I am currently trying to install GMT on a PANGEO server with the hope of developing my maps using pygmt and jupyter notebooks. I have cloned the repos and created the environments contained in the .yml files and yet I am still struggling to understand how to get up and running.

@leouieda @PaulWessel, If either of you were willing to help me walk through the process we could develop a "Zero to GMT" notebook that addresses many of the things discussed in this thread and perhaps provide a smoother onramp for future users. Mapping out all of my wrong turns and places where the instructions did not get me from point A to point B would likely help a lot of folks.

PaulWessel commented 5 years ago

This is great @daxsoule. I'm just a dumb C programmer but @leouieda will help you out.

leouieda commented 5 years ago

:wave: @daxsoule Thanks for reaching out! This is an interesting use case and most of us don't have much experience with this. I like your idea of "Mapping out all of my wrong turns". We definitely need non-core devs trying out these instructions to make sure they're actually useful.

I have cloned the repos and created the environments contained in the .yml files

Could you be a bit more specific? Which files? Which repos? Right now, PyGMT requires building GMT from source. So creating a conda environment is not enough.

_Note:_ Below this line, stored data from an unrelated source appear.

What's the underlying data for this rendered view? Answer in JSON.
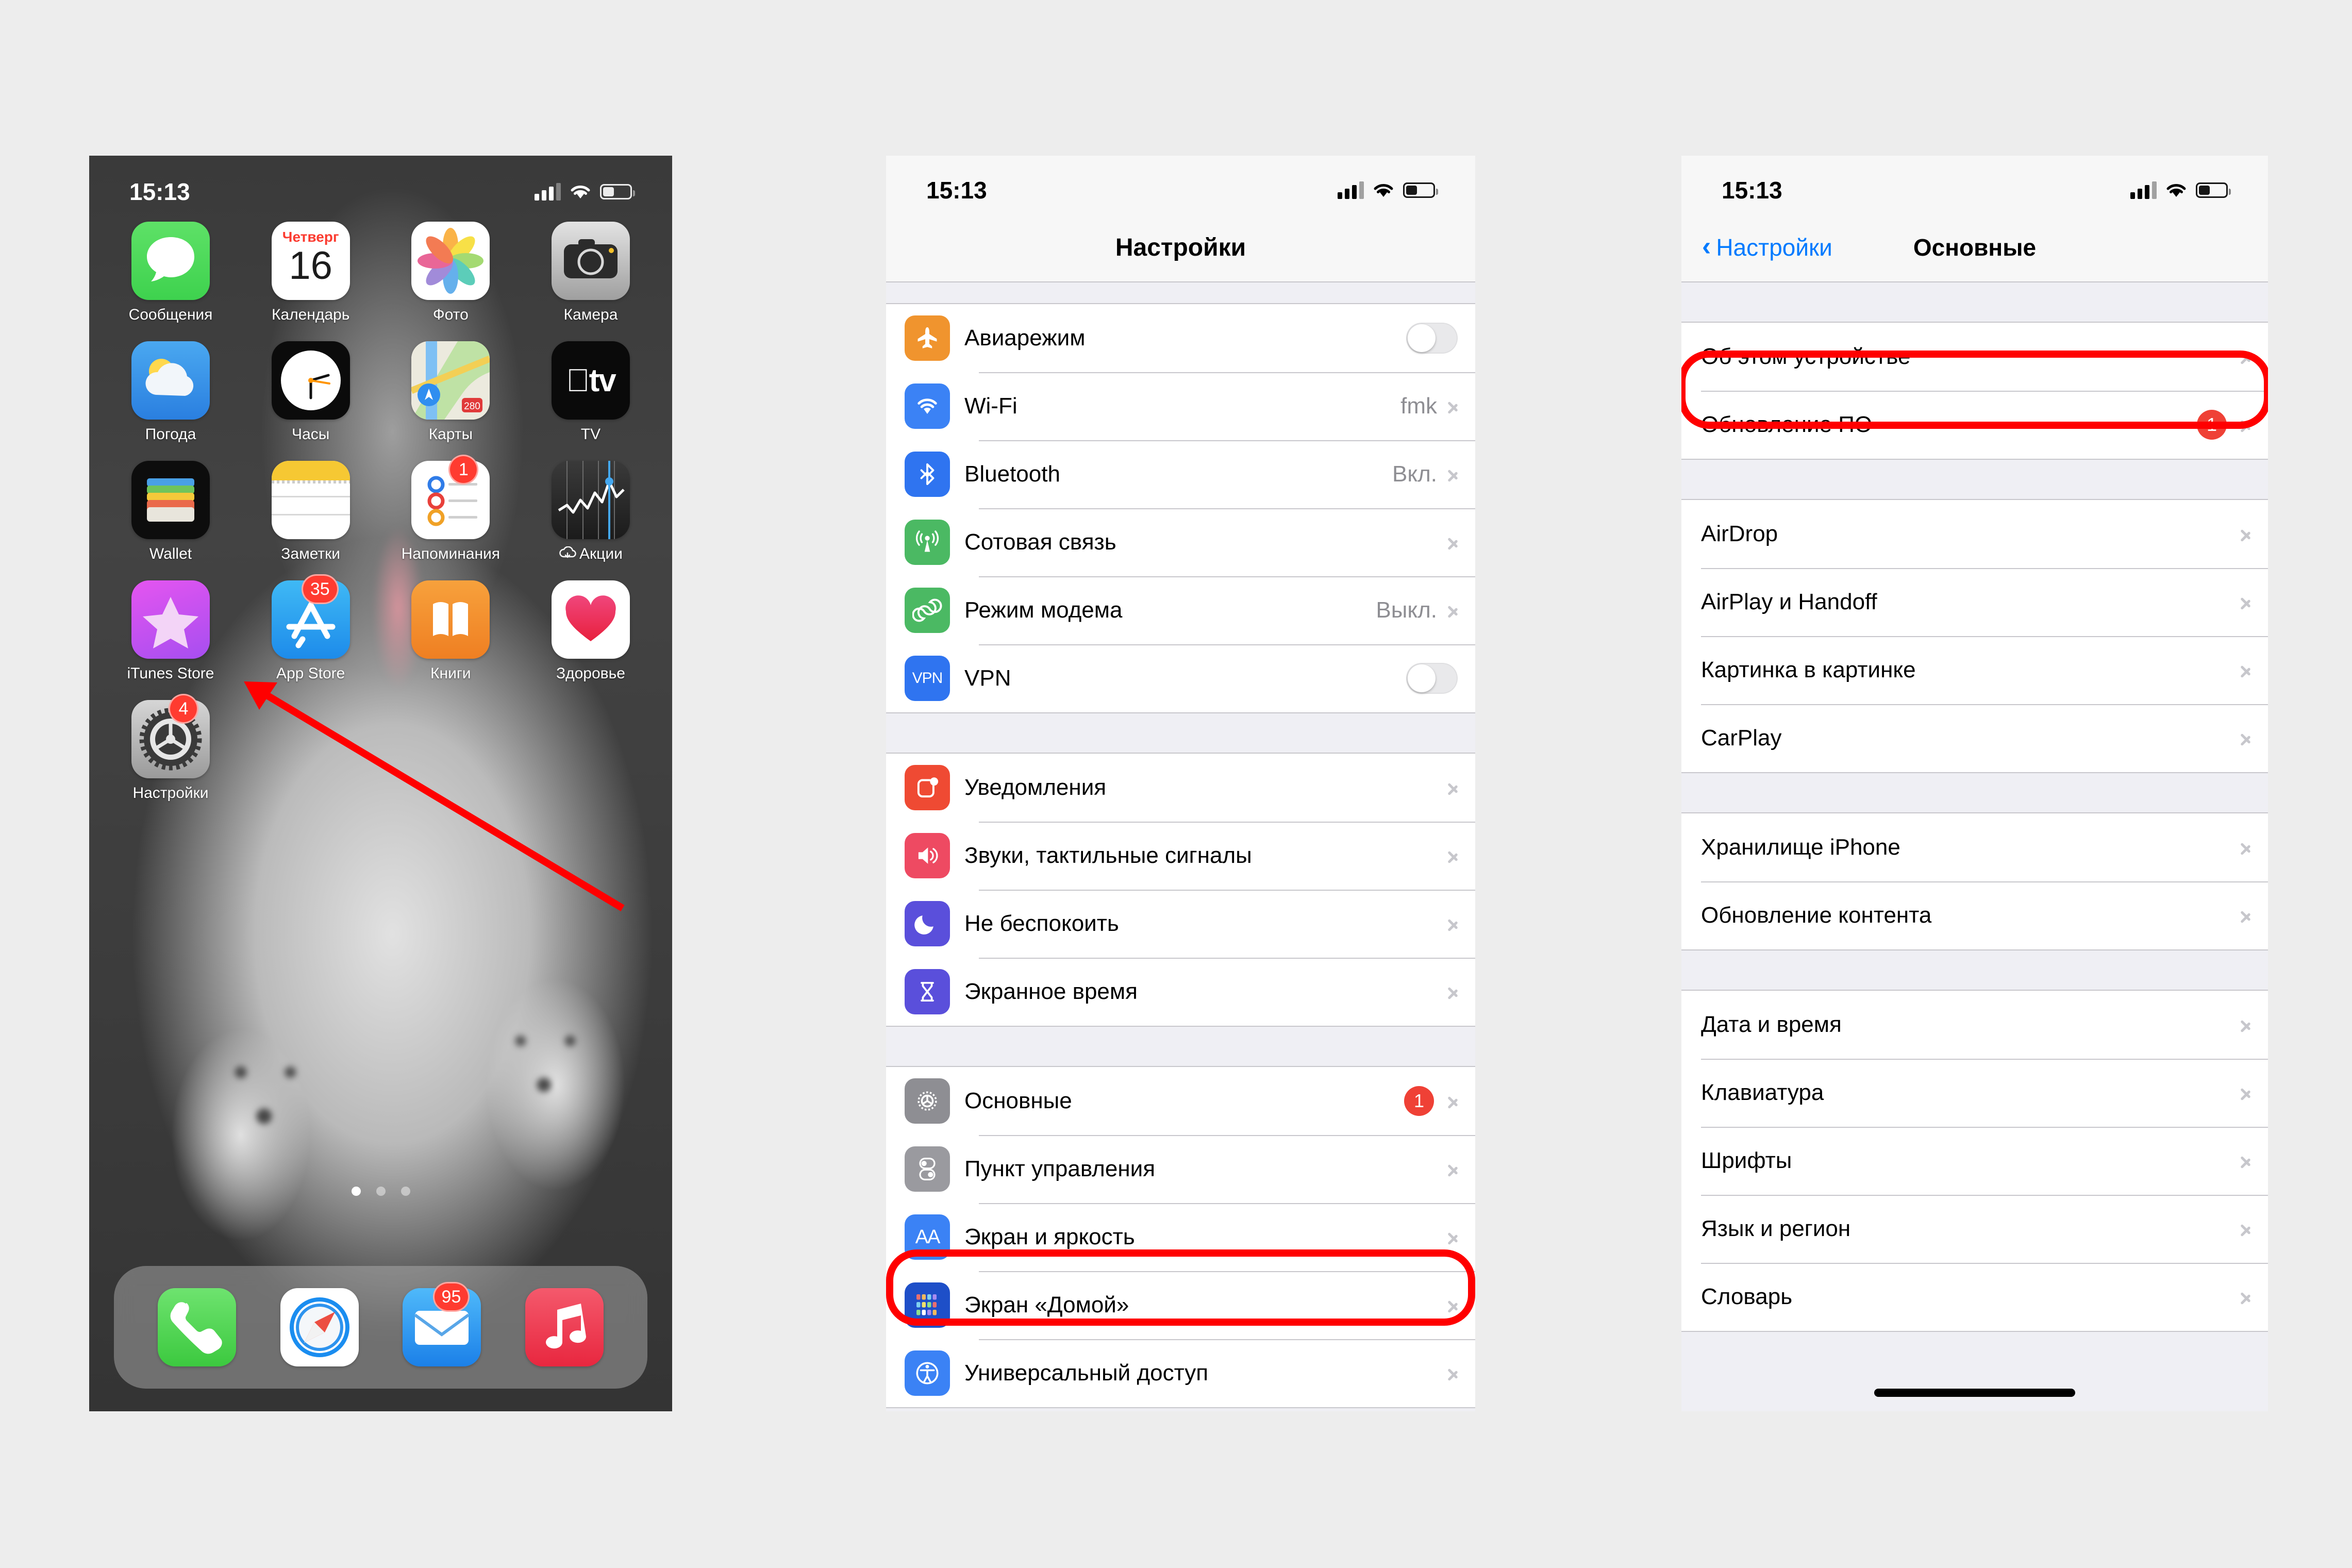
{
  "colors": {
    "accent_blue": "#007aff",
    "badge_red": "#ef4136",
    "highlight_red": "#ff0000",
    "page_background": "#ededed",
    "list_background": "#efeff4"
  },
  "phone_home": {
    "status": {
      "time": "15:13",
      "signal_icon": "cellular-bars-icon",
      "wifi_icon": "wifi-icon",
      "battery_icon": "battery-icon"
    },
    "rows": [
      [
        {
          "label": "Сообщения",
          "icon": "messages-icon",
          "badge": null
        },
        {
          "label": "Календарь",
          "icon": "calendar-icon",
          "badge": null,
          "weekday": "Четверг",
          "day": "16"
        },
        {
          "label": "Фото",
          "icon": "photos-icon",
          "badge": null
        },
        {
          "label": "Камера",
          "icon": "camera-icon",
          "badge": null
        }
      ],
      [
        {
          "label": "Погода",
          "icon": "weather-icon",
          "badge": null
        },
        {
          "label": "Часы",
          "icon": "clock-icon",
          "badge": null
        },
        {
          "label": "Карты",
          "icon": "maps-icon",
          "badge": null
        },
        {
          "label": "TV",
          "icon": "apple-tv-icon",
          "badge": null
        }
      ],
      [
        {
          "label": "Wallet",
          "icon": "wallet-icon",
          "badge": null
        },
        {
          "label": "Заметки",
          "icon": "notes-icon",
          "badge": null
        },
        {
          "label": "Напоминания",
          "icon": "reminders-icon",
          "badge": "1"
        },
        {
          "label": "Акции",
          "icon": "stocks-icon",
          "badge": null,
          "cloud": true
        }
      ],
      [
        {
          "label": "iTunes Store",
          "icon": "itunes-store-icon",
          "badge": null
        },
        {
          "label": "App Store",
          "icon": "app-store-icon",
          "badge": "35"
        },
        {
          "label": "Книги",
          "icon": "books-icon",
          "badge": null
        },
        {
          "label": "Здоровье",
          "icon": "health-icon",
          "badge": null
        }
      ],
      [
        {
          "label": "Настройки",
          "icon": "settings-icon",
          "badge": "4"
        }
      ]
    ],
    "page_dots": {
      "count": 3,
      "active": 1
    },
    "dock": [
      {
        "label": "Телефон",
        "icon": "phone-icon",
        "badge": null
      },
      {
        "label": "Safari",
        "icon": "safari-icon",
        "badge": null
      },
      {
        "label": "Почта",
        "icon": "mail-icon",
        "badge": "95"
      },
      {
        "label": "Музыка",
        "icon": "music-icon",
        "badge": null
      }
    ],
    "annotation": {
      "type": "arrow",
      "color": "#ff0000",
      "points_to": "settings-icon"
    }
  },
  "phone_settings": {
    "status": {
      "time": "15:13",
      "signal_icon": "cellular-bars-icon",
      "wifi_icon": "wifi-icon",
      "battery_icon": "battery-icon"
    },
    "nav": {
      "title": "Настройки"
    },
    "groups": [
      {
        "rows": [
          {
            "label": "Авиарежим",
            "icon": "airplane-icon",
            "accessory": "toggle",
            "toggle_on": false,
            "value": null,
            "badge": null
          },
          {
            "label": "Wi-Fi",
            "icon": "wifi-settings-icon",
            "accessory": "chevron",
            "value": "fmk",
            "badge": null
          },
          {
            "label": "Bluetooth",
            "icon": "bluetooth-icon",
            "accessory": "chevron",
            "value": "Вкл.",
            "badge": null
          },
          {
            "label": "Сотовая связь",
            "icon": "cellular-icon",
            "accessory": "chevron",
            "value": null,
            "badge": null
          },
          {
            "label": "Режим модема",
            "icon": "hotspot-icon",
            "accessory": "chevron",
            "value": "Выкл.",
            "badge": null
          },
          {
            "label": "VPN",
            "icon": "vpn-icon",
            "accessory": "toggle",
            "toggle_on": false,
            "value": null,
            "badge": null
          }
        ]
      },
      {
        "rows": [
          {
            "label": "Уведомления",
            "icon": "notifications-icon",
            "accessory": "chevron",
            "value": null,
            "badge": null
          },
          {
            "label": "Звуки, тактильные сигналы",
            "icon": "sounds-icon",
            "accessory": "chevron",
            "value": null,
            "badge": null
          },
          {
            "label": "Не беспокоить",
            "icon": "do-not-disturb-icon",
            "accessory": "chevron",
            "value": null,
            "badge": null
          },
          {
            "label": "Экранное время",
            "icon": "screen-time-icon",
            "accessory": "chevron",
            "value": null,
            "badge": null
          }
        ]
      },
      {
        "rows": [
          {
            "label": "Основные",
            "icon": "general-icon",
            "accessory": "chevron",
            "value": null,
            "badge": "1",
            "highlighted": true
          },
          {
            "label": "Пункт управления",
            "icon": "control-center-icon",
            "accessory": "chevron",
            "value": null,
            "badge": null
          },
          {
            "label": "Экран и яркость",
            "icon": "display-brightness-icon",
            "accessory": "chevron",
            "value": null,
            "badge": null
          },
          {
            "label": "Экран «Домой»",
            "icon": "home-screen-icon",
            "accessory": "chevron",
            "value": null,
            "badge": null
          },
          {
            "label": "Универсальный доступ",
            "icon": "accessibility-icon",
            "accessory": "chevron",
            "value": null,
            "badge": null,
            "redacted": true
          }
        ]
      }
    ]
  },
  "phone_general": {
    "status": {
      "time": "15:13",
      "signal_icon": "cellular-bars-icon",
      "wifi_icon": "wifi-icon",
      "battery_icon": "battery-icon"
    },
    "nav": {
      "back_label": "Настройки",
      "title": "Основные",
      "back_icon": "chevron-left-icon"
    },
    "groups": [
      {
        "rows": [
          {
            "label": "Об этом устройстве",
            "accessory": "chevron",
            "badge": null,
            "highlighted": true
          },
          {
            "label": "Обновление ПО",
            "accessory": "chevron",
            "badge": "1"
          }
        ]
      },
      {
        "rows": [
          {
            "label": "AirDrop",
            "accessory": "chevron",
            "badge": null
          },
          {
            "label": "AirPlay и Handoff",
            "accessory": "chevron",
            "badge": null
          },
          {
            "label": "Картинка в картинке",
            "accessory": "chevron",
            "badge": null
          },
          {
            "label": "CarPlay",
            "accessory": "chevron",
            "badge": null
          }
        ]
      },
      {
        "rows": [
          {
            "label": "Хранилище iPhone",
            "accessory": "chevron",
            "badge": null
          },
          {
            "label": "Обновление контента",
            "accessory": "chevron",
            "badge": null
          }
        ]
      },
      {
        "rows": [
          {
            "label": "Дата и время",
            "accessory": "chevron",
            "badge": null
          },
          {
            "label": "Клавиатура",
            "accessory": "chevron",
            "badge": null
          },
          {
            "label": "Шрифты",
            "accessory": "chevron",
            "badge": null
          },
          {
            "label": "Язык и регион",
            "accessory": "chevron",
            "badge": null
          },
          {
            "label": "Словарь",
            "accessory": "chevron",
            "badge": null
          }
        ]
      }
    ]
  }
}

daxsoule commented 5 years ago

The repos I cloned are gmt and pygmt. I have an environment created from the environment.yml that is part of the pygmt repo. I now understand that cloning and creating an environment is not sufficient, unfortunately I am quite stuck. I have a working instance of GMT (5.4.4) on my local machine that I launch from the an app, but I have been completely unsuccessful in moving this functionality to the cloud and rendering it from a Jupiter notebook.

leouieda commented 5 years ago

I think the comments in #588 should solve your problem with gettting GMT 5.4.5 installed with conda. You can use command line GMT in Jupyter with %%bash cells and IPython.display.Image. Getting the conda packages working is a bit of a challenge but it's getting better.